Across the park, Jake’s familiar green pick-up truck pulled into the lot. Jake wasn’t that much like their father, actually. He’d be an amazing, hands-on dad to the baby his wife Dani was currently carrying. As sappy as it was, even Dean could say that Jake had managed to figure out how to have a healthy, fulfilling relationship—something Dean had never even tried, Matt skillfully avoided, and Sean…well, who wanted to fall in love with an asshole?
Jake was also the only one out of the four of them that had what could be called a good relationship with the old man.
Matt would probably say he did. Dean would beg to differ—avoiding all conflict was not the same thing as not being in conflict.
And Sean made Dean’s strained relationship with the Colonel look downright cozy.

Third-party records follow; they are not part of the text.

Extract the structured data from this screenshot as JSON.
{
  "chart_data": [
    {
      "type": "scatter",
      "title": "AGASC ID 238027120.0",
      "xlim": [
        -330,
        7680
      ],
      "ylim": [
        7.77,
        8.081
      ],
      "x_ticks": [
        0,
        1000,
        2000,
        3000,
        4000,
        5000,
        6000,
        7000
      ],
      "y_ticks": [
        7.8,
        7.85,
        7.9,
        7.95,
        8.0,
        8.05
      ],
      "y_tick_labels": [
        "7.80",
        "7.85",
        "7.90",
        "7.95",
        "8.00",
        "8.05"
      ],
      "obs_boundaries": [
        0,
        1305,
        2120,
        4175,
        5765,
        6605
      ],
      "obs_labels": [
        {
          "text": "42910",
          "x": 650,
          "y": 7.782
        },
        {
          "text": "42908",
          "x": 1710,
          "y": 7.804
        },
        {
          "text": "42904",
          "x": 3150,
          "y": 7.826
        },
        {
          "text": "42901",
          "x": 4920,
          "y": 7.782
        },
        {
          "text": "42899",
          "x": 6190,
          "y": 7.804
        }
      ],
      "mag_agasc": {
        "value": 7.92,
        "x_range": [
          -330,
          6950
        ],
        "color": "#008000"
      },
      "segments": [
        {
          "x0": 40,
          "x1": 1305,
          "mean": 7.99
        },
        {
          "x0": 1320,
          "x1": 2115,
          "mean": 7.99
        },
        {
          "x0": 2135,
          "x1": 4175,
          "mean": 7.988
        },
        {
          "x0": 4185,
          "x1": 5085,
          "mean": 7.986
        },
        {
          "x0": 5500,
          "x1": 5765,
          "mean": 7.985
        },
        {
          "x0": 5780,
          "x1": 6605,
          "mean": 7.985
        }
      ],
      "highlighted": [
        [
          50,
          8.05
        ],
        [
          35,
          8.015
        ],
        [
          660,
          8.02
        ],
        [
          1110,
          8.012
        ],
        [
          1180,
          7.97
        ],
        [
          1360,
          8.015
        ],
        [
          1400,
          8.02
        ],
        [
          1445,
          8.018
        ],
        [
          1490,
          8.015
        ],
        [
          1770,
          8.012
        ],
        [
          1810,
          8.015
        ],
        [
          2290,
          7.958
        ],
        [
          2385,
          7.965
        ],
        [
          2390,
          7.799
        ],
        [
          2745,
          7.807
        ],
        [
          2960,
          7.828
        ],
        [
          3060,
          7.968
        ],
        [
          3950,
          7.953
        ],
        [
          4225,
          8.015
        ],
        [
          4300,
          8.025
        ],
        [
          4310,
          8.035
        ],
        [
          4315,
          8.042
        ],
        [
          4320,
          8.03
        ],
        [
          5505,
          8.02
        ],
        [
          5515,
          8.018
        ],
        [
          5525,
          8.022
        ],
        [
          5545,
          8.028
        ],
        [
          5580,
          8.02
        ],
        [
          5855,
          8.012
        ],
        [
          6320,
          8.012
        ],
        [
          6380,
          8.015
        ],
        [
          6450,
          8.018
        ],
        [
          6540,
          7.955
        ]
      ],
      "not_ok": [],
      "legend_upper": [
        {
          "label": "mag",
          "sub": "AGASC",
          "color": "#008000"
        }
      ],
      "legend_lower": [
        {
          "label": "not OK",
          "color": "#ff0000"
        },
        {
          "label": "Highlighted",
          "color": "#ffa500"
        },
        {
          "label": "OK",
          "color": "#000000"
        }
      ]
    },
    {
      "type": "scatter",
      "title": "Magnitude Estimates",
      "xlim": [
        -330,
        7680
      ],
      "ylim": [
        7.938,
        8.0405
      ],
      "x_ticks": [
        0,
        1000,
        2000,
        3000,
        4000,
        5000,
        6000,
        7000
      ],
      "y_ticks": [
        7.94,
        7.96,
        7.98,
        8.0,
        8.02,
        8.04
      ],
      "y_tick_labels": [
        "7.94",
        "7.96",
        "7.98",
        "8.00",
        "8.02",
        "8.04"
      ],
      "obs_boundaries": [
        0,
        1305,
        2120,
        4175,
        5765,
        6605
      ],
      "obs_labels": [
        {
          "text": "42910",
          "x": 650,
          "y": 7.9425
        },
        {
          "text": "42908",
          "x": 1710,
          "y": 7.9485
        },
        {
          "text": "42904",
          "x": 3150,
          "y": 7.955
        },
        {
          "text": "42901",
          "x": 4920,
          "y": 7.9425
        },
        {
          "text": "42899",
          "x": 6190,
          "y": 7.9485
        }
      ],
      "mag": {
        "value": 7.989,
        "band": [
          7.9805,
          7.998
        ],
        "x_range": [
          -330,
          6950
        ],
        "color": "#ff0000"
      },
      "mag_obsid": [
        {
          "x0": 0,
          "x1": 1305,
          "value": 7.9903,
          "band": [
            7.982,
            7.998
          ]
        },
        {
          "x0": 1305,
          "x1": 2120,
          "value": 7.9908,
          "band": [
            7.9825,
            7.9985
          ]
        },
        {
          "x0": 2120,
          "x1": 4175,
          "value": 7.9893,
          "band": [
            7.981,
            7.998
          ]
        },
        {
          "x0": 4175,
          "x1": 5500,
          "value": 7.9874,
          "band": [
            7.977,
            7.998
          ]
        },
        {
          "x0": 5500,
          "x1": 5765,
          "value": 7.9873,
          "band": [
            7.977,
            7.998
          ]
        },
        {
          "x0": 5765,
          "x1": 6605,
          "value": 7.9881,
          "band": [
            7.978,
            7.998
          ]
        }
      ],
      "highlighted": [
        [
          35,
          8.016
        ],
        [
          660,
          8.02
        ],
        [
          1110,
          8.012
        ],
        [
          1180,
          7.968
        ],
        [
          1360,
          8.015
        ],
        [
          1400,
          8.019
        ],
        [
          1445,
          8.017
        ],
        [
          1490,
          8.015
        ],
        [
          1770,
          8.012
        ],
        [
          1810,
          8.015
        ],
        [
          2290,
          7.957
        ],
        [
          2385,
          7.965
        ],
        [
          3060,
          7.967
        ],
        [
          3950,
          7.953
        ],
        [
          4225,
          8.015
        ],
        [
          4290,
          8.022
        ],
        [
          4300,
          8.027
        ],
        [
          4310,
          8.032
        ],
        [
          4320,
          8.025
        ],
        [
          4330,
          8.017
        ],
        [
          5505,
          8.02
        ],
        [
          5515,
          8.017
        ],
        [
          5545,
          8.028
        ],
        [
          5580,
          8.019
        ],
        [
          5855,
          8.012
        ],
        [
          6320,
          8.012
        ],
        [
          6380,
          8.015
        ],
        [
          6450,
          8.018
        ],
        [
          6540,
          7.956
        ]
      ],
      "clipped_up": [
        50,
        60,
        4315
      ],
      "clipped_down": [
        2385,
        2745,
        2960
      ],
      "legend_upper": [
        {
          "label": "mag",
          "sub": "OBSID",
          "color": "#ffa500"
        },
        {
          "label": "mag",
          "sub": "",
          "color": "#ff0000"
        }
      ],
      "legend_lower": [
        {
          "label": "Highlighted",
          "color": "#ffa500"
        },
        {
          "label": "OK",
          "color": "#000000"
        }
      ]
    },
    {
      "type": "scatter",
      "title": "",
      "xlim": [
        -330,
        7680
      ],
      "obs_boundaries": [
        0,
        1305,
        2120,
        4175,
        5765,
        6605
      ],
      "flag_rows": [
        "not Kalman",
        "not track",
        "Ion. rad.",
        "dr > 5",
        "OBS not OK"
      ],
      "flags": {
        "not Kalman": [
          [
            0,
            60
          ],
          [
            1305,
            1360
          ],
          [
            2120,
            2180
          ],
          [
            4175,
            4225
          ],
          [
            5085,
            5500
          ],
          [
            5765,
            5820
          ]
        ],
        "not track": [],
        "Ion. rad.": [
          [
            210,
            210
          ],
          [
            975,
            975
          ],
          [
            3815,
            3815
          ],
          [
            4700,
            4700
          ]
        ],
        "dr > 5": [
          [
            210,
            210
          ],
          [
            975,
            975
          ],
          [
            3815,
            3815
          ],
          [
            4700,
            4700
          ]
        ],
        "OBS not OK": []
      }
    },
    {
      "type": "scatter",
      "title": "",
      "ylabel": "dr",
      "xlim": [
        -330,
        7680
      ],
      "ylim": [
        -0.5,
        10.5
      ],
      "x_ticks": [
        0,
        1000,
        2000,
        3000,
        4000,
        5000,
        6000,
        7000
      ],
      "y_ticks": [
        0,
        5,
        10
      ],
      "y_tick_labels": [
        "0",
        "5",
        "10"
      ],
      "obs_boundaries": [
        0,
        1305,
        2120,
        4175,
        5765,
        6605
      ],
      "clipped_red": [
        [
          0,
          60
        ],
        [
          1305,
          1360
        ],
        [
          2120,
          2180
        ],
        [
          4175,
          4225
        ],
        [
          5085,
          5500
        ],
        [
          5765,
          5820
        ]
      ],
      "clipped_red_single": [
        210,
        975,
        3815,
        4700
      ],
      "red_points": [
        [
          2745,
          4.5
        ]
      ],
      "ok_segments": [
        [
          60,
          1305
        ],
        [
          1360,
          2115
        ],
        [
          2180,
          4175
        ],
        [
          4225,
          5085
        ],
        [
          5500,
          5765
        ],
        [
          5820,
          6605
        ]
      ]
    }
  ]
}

The similarities between Dean and his youngest brother pained him. It was one thing to be a fearful, mistrusting jerk at twenty-six. It was another at thirty-seven. There was a reason Dean avoided psychoanalyzing himself—he never liked where it took him.
— —
The party was wellunder way by the time Dean made it to the coolers to grab his first beer. Almost everyone was there. Rafe and Olivia Minelli with their daughter Sophie, Ryan’s entire family—which reminded Dean he still hadn’t explained to the other man about stopping there the day before. Jake and Dani, and Dani’s older brother Zander, Dean’s new business partner. They needed to sit down at some point today, too, since it was Dean’s official first day on the new job.
But right now, Zander was otherwise occupied, one arm wrapped around his fiancé and the other clasped firmly on the shoulder of his future step-son.
Another man who’d found the kind of love that terrified Dean to his very core.
He looked at these women that his brother and friends had fallen for, and he saw the worst case scenario—illness, loss, grief so intense it would immobilize them. It didn’t matter that it was completely irrational.
He looked at a man in love and saw his father, broken-hearted and useless. Then later, cold and removed.
Dean knew that he’d go down that same road, if he let himself. And that wasn’t worth the risk.
But he admired Zander—and Jake, and Rafe, and Ryan—for putting their families first. He could identify with that, if in a different way. For the last twenty-five years, since his mother passed when he was twelve, he’d been putting his siblings first.
And he always would.
But there was a limit to how much responsibility one man could bear and still keep a sense of self. Dean knew his limits.
He strolled over to the back of his pick-up truck and hopped onto the tailgate.
Zander materialized in front of him.
“Speak of the devil,” Dean said, grinning at his partner. “I was just thinking about finding you.”
“We’ve got a potential client.” That was fantastic news. But Zander’s voice was full of wary caution, and he was glancing around the party like he was looking for something—or someone.
“What’s the catch?” His pulse thudded with anticipation. What did it say about him that he was relieved to have the distraction of work on what should have been a day off?
Zander grimaced. “It’s complicated.”
“How so?”
“The client is expected to be reluctant.”
“How reluctant?”
“She wasn’t the one who hired us.”
“Ah.”
“Aren’t you going to ask me who it is?”
“I figure you’re drawing this out for a reason.”
Zander snorted. “Yeah.” He scrubbed his hand over his jaw. “Liana Hansen.”
Dean’s eyebrows shot up, probably all the way to his hairline. Shit.